Research & Papers

MOCA: A Transformer-based Modular Causal Inference Framework with One-way Cross-attention and Cutting Feedback

This new method prevents data leakage in causal effect estimation using modular transformers.

Deep Dive

Researchers Lei Wang and Debashis Ghosh introduce MOCA (Modular One-way Causal Attention), a transformer-based framework designed to improve causal effect estimation from observational data. Traditional estimators like inverse probability weighting (IPW) and augmented IPW (AIPW) struggle with complex, non-linear, and high-dimensional data. While machine learning approaches offer more flexibility, they often suffer from a critical flaw: joint training can allow outcome-related information to leak into treatment-side representations, violating causal assumptions.

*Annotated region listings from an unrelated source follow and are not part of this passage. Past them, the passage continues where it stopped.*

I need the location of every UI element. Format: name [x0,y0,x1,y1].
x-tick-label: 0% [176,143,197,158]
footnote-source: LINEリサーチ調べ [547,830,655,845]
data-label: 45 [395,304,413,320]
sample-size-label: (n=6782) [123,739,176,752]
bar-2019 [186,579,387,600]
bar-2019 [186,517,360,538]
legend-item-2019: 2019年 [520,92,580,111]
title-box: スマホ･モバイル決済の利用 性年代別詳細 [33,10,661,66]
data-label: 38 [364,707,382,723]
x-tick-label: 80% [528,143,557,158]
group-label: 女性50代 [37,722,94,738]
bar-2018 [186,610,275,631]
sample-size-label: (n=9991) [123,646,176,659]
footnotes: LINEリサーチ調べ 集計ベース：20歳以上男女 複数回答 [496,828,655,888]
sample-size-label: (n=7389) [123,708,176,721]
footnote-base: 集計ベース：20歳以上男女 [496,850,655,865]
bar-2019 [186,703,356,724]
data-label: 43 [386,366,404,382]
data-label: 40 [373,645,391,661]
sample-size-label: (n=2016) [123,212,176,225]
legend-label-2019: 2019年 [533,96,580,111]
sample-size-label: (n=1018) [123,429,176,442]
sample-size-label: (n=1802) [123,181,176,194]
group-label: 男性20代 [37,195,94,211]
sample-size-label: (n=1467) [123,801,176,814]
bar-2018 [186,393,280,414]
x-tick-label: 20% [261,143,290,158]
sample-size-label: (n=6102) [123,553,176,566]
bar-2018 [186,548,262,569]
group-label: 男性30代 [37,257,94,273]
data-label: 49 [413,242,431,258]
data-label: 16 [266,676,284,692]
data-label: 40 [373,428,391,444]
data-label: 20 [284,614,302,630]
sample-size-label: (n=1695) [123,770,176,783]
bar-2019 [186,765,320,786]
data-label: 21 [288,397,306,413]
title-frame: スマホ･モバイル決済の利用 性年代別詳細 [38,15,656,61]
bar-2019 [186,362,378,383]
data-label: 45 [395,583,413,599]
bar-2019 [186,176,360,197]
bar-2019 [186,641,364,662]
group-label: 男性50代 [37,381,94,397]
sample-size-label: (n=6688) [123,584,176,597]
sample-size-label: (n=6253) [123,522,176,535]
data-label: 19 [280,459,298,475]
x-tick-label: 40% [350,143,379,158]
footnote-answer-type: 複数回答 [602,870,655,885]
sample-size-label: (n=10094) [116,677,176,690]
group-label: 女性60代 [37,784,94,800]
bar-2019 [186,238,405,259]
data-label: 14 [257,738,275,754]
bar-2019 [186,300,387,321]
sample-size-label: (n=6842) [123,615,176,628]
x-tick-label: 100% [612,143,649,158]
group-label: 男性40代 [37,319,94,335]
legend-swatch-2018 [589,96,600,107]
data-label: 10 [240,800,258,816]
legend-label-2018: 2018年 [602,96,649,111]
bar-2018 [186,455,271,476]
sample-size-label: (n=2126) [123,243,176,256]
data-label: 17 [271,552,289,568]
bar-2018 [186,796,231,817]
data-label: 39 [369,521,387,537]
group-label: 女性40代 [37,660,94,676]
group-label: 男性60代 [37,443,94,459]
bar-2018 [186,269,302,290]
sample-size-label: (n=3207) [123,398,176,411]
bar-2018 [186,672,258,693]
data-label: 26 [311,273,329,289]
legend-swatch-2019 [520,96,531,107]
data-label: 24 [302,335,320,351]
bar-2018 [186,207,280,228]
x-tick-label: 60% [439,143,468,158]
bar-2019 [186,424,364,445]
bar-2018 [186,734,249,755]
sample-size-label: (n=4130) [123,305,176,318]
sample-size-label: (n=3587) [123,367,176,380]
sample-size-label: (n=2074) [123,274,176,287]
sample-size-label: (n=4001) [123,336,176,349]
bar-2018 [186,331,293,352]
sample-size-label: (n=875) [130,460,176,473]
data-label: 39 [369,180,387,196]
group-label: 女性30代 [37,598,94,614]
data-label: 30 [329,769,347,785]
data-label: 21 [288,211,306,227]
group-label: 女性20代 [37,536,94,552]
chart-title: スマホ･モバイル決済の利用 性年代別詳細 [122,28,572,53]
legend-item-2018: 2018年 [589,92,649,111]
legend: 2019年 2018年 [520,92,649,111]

MOCA addresses this through a modular design that separates treatment and outcome modeling. A one-way cross-attention mechanism ensures information flows only from treatment to outcome modules, not vice versa. The cutting-feedback strategy, implemented via gradient detachment, prevents the outcome loss from updating the treatment module during training. This preserves directional information flow while leveraging transformers' representational power. Tests across linear, nonlinear, heavy-tailed, hidden confounding, and high-dimensional settings show MOCA matches or outperforms IPW, AIPW, X-learner, TARNet, and DragonNet. Real-world validation on the Infant Health and Development Program and Dehejia-Wahba datasets confirms its practical utility, making MOCA a promising, interpretable direction for causal inference with deep learning.

Key Points
  • MOCA uses a transformer-based modular design with one-way cross-attention to separate treatment and outcome modeling.
  • A cutting-feedback strategy via gradient detachment prevents outcome information from contaminating treatment-side representations.
  • Outperforms IPW, AIPW, X-learner, TARNet, and DragonNet across linear, nonlinear, heavy-tailed, hidden confounding, and high-dimensional scenarios.

Why It Matters

MOCA offers a more robust, interpretable approach to causal inference from messy real-world data.